Open the interactive Python interface and try out some functions to verify that your package still works.

Make a commit to commit this change to your branch:

$ git add .
$ git commit -m "add functions to package"

Next, switch back to your master branch to merge:

$ git checkout master
$ git merge add-functions

This materials were taken directly from Python Package Best Practices lesson by by the Molecular Sciences Software Institute (MolSSI).
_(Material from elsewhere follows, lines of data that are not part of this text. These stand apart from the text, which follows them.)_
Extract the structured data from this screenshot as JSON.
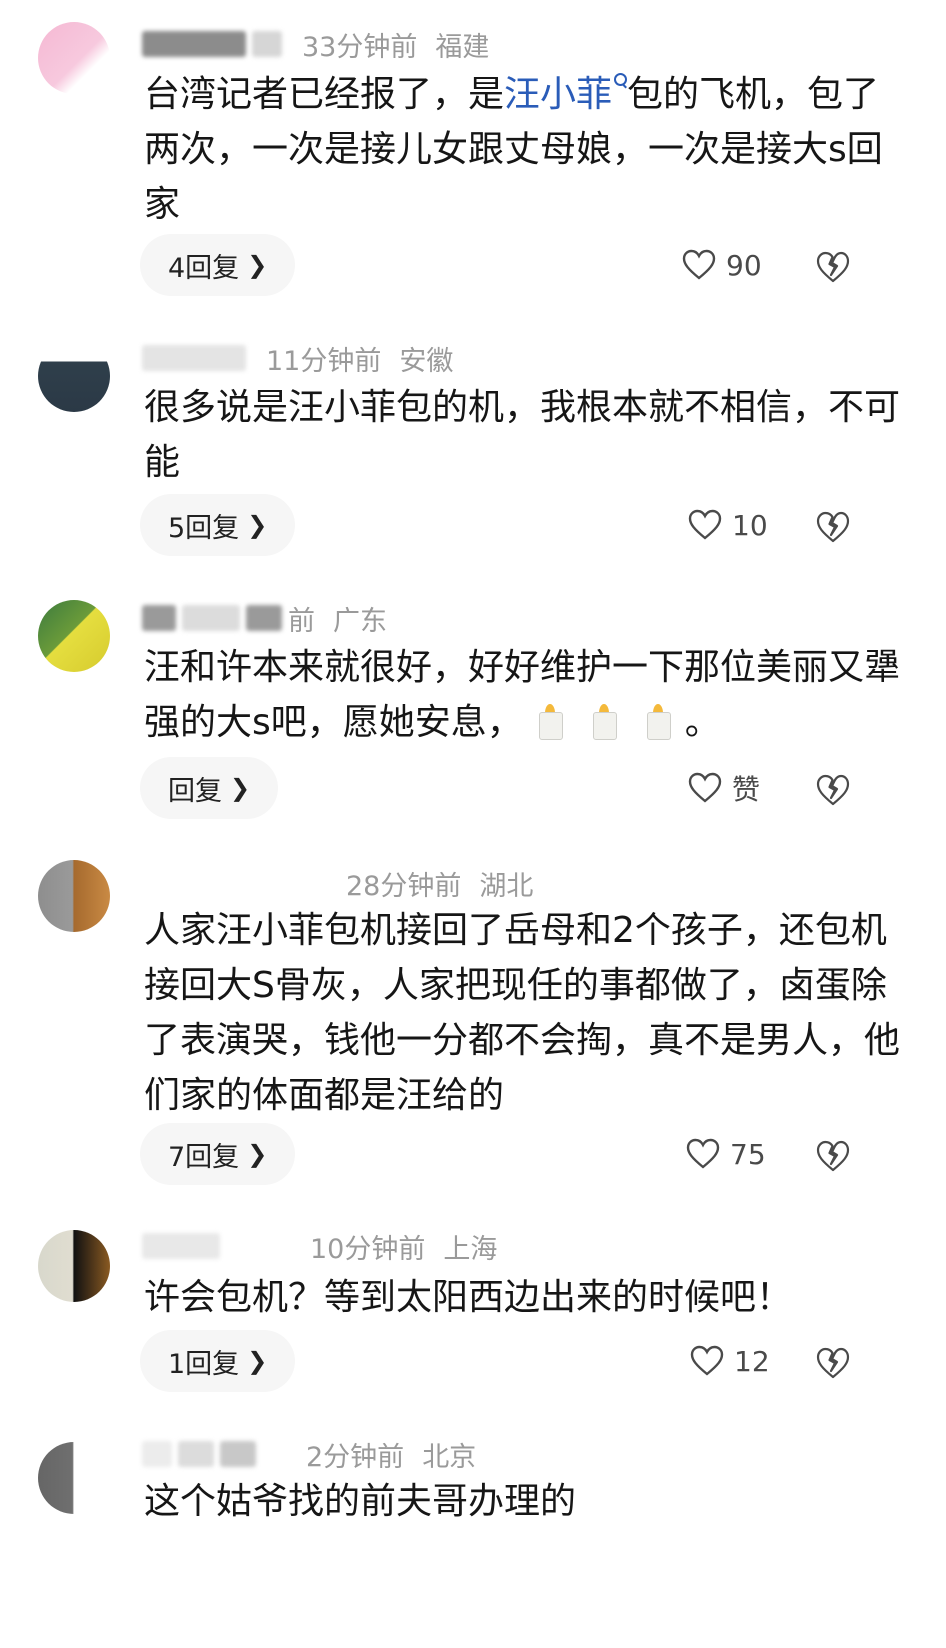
{
  "colors": {
    "text": "#161616",
    "meta": "#9a9a9a",
    "link": "#2a5cb8",
    "reply_bg": "#f6f6f6"
  },
  "comments": [
    {
      "time": "33分钟前",
      "region": "福建",
      "text_before": "台湾记者已经报了，是",
      "link": "汪小菲",
      "text_after": "包的飞机，包了两次，一次是接儿女跟丈母娘，一次是接大s回家",
      "reply_label": "4回复",
      "like_count": "90"
    },
    {
      "time": "11分钟前",
      "region": "安徽",
      "text": "很多说是汪小菲包的机，我根本就不相信，不可能",
      "reply_label": "5回复",
      "like_count": "10"
    },
    {
      "time": "前",
      "region": "广东",
      "text_before": "汪和许本来就很好，好好维护一下那位美丽又犟强的大s吧，愿她安息，",
      "emoji": "candle-icon",
      "text_after": "。",
      "reply_label": "回复",
      "like_count": "赞"
    },
    {
      "time": "28分钟前",
      "region": "湖北",
      "text": "人家汪小菲包机接回了岳母和2个孩子，还包机接回大S骨灰，人家把现任的事都做了，卤蛋除了表演哭，钱他一分都不会掏，真不是男人，他们家的体面都是汪给的",
      "reply_label": "7回复",
      "like_count": "75"
    },
    {
      "time": "10分钟前",
      "region": "上海",
      "text": "许会包机？等到太阳西边出来的时候吧！",
      "reply_label": "1回复",
      "like_count": "12"
    },
    {
      "time": "2分钟前",
      "region": "北京",
      "text": "这个姑爷找的前夫哥办理的"
    }
  ]
}
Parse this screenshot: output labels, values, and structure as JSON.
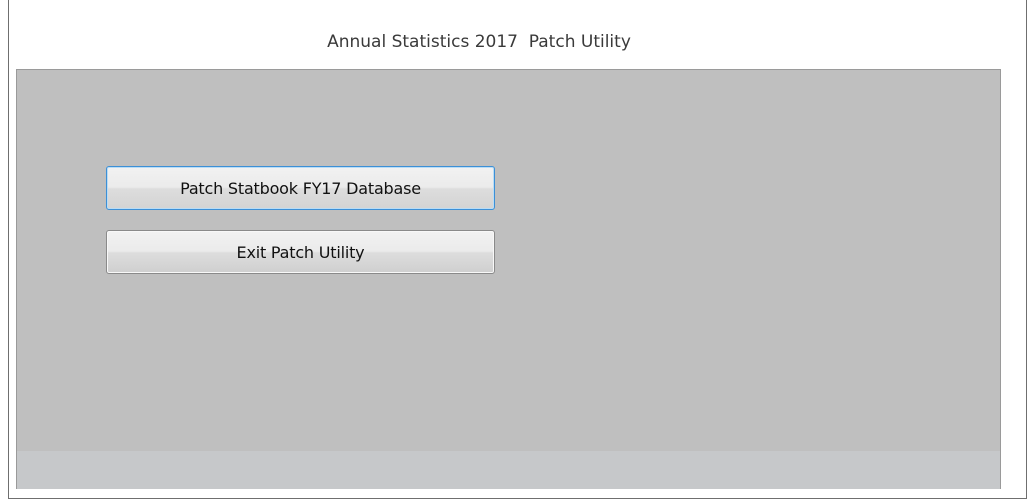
{
  "window": {
    "title": "Annual Statistics 2017  Patch Utility"
  },
  "buttons": {
    "patch_label": "Patch Statbook FY17 Database",
    "exit_label": "Exit Patch Utility"
  },
  "colors": {
    "panel_background": "#bfbfbf",
    "focus_border": "#3c8fd6",
    "window_background": "#ffffff"
  }
}
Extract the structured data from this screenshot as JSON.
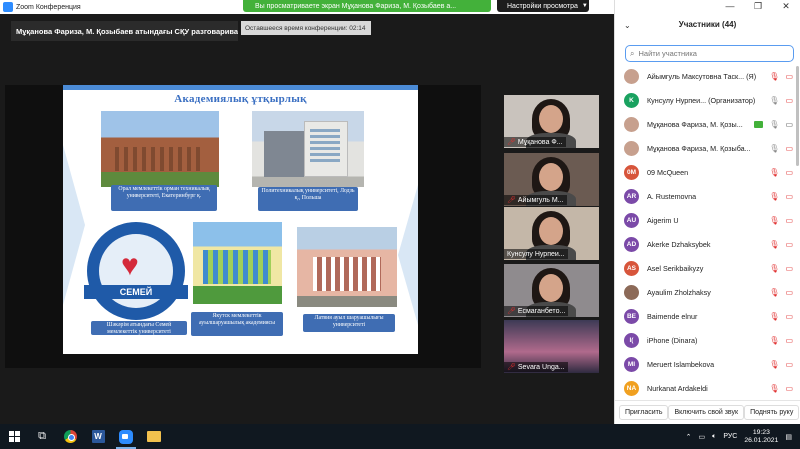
{
  "window": {
    "title": "Zoom Конференция"
  },
  "share_banner": {
    "text": "Вы просматриваете экран Мұқанова Фариза, М. Қозыбаев а..."
  },
  "view_options": {
    "label": "Настройки просмотра",
    "caret": "▼"
  },
  "speaker": {
    "text": "Мұқанова Фариза, М. Қозыбаев атындағы СҚУ разговаривает..."
  },
  "timer": {
    "text": "Оставшееся время конференции: 02:14"
  },
  "slide": {
    "title": "Академиялық ұтқырлық",
    "captions": [
      "Орал мемлекеттік орман техникалық университеті, Екатеринбург қ.",
      "Политехникалық университеті, Лодзь қ., Польша",
      "Шәкәрім атындағы Семей мемлекеттік университеті",
      "Якутск мемлекеттік ауылшаруашылық академиясы",
      "Латвия ауыл шаруашылығы университеті"
    ],
    "logo_text": "СЕМЕЙ"
  },
  "thumbnails": [
    {
      "name": "Мұқанова Ф..."
    },
    {
      "name": "Айымгуль М..."
    },
    {
      "name": "Кунсулу Нурпеи..."
    },
    {
      "name": "Есмаганбето..."
    },
    {
      "name": "Sevara Unga..."
    }
  ],
  "panel": {
    "title": "Участники (44)",
    "search_placeholder": "Найти участника",
    "window_controls": [
      "—",
      "❐",
      "✕"
    ],
    "participants": [
      {
        "name": "Айымгуль Максутовна Таск...  (Я)",
        "initials": "",
        "color": "#c7a08e",
        "mic": "off",
        "cam": "off"
      },
      {
        "name": "Кунсулу Нурпеи...  (Организатор)",
        "initials": "K",
        "color": "#1aa260",
        "mic": "on",
        "cam": "off"
      },
      {
        "name": "Мұқанова Фариза, М. Қозы...",
        "initials": "",
        "color": "#c7a08e",
        "mic": "on",
        "cam": "on",
        "sharing": true
      },
      {
        "name": "Мұқанова Фариза, М. Қозыба...",
        "initials": "",
        "color": "#c7a08e",
        "mic": "on",
        "cam": "off"
      },
      {
        "name": "09 McQueen",
        "initials": "0M",
        "color": "#d7553b",
        "mic": "off",
        "cam": "off"
      },
      {
        "name": "A. Rustemovna",
        "initials": "AR",
        "color": "#7b4aa8",
        "mic": "off",
        "cam": "off"
      },
      {
        "name": "Aigerim U",
        "initials": "AU",
        "color": "#7b4aa8",
        "mic": "off",
        "cam": "off"
      },
      {
        "name": "Akerke Dzhaksybek",
        "initials": "AD",
        "color": "#7b4aa8",
        "mic": "off",
        "cam": "off"
      },
      {
        "name": "Asel Serikbaikyzy",
        "initials": "AS",
        "color": "#d7553b",
        "mic": "off",
        "cam": "off"
      },
      {
        "name": "Ayaulim Zholzhaksy",
        "initials": "",
        "color": "#8c6a58",
        "mic": "off",
        "cam": "off"
      },
      {
        "name": "Baimende elnur",
        "initials": "BE",
        "color": "#7b4aa8",
        "mic": "off",
        "cam": "off"
      },
      {
        "name": "iPhone (Dinara)",
        "initials": "I(",
        "color": "#7b4aa8",
        "mic": "off",
        "cam": "off"
      },
      {
        "name": "Meruert Islambekova",
        "initials": "MI",
        "color": "#7b4aa8",
        "mic": "off",
        "cam": "off"
      },
      {
        "name": "Nurkanat Ardakeldi",
        "initials": "NA",
        "color": "#f0a020",
        "mic": "off",
        "cam": "off"
      }
    ],
    "buttons": {
      "invite": "Пригласить",
      "unmute": "Включить свой звук",
      "raise": "Поднять руку"
    }
  },
  "taskbar": {
    "lang": "РУС",
    "time": "19:23",
    "date": "26.01.2021"
  }
}
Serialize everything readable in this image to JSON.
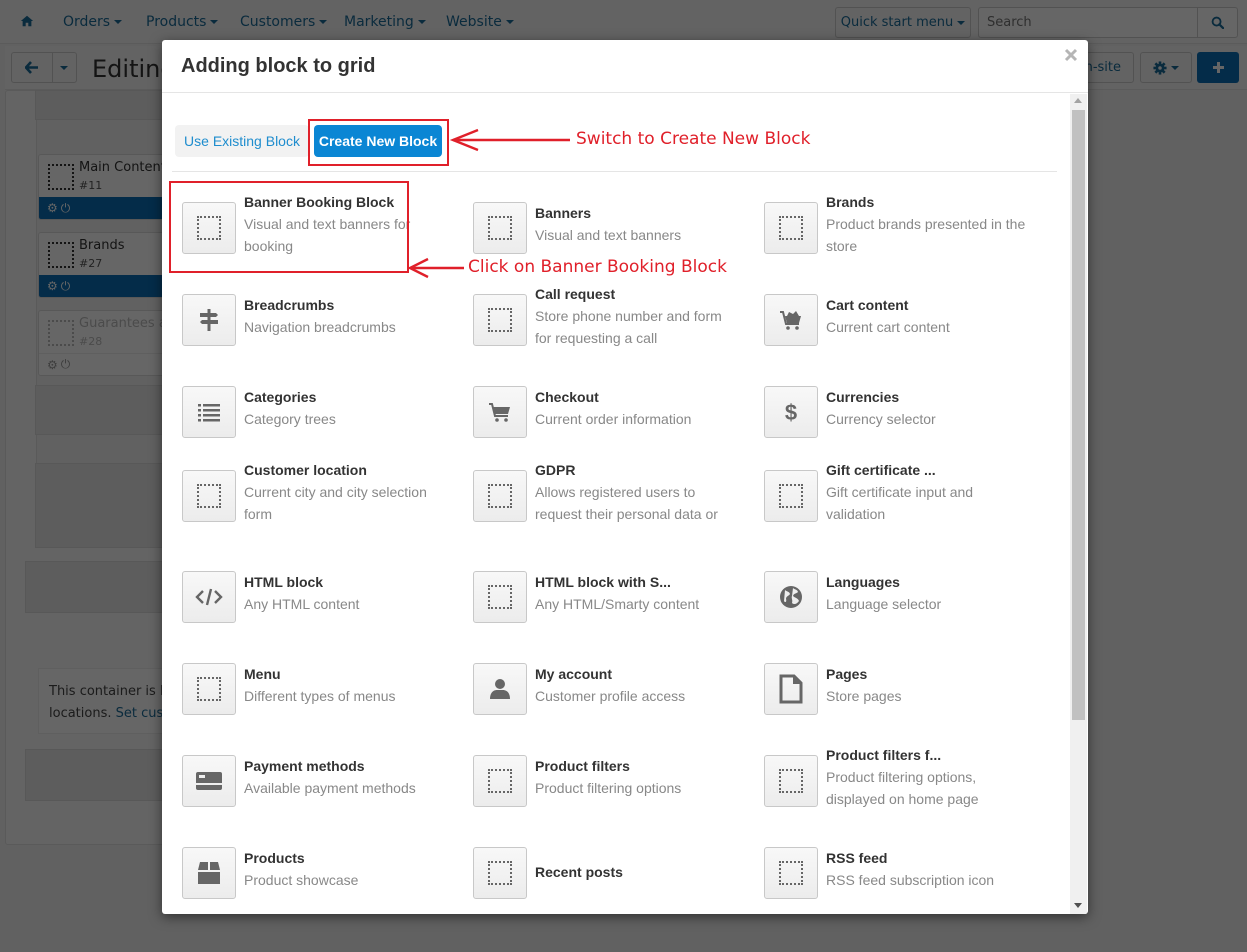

Nash, J., Altarawy, D., Barnes, T., Ellis, S., Marin Rimoldi, E., Pritchard, B., & Smith, D. (2018). Best Practices in Python Package Development (Version 2020.12.0). The Molecular Sciences Software Institute. https://doi.org/10.34974/2H9M-0E15

More Tutorials

If you want more git, see the following tutorials.

Basic git

Key Points

  • Git provides a way to track changes in your project.

  • Git is a software for version control, and is separate from GitHub.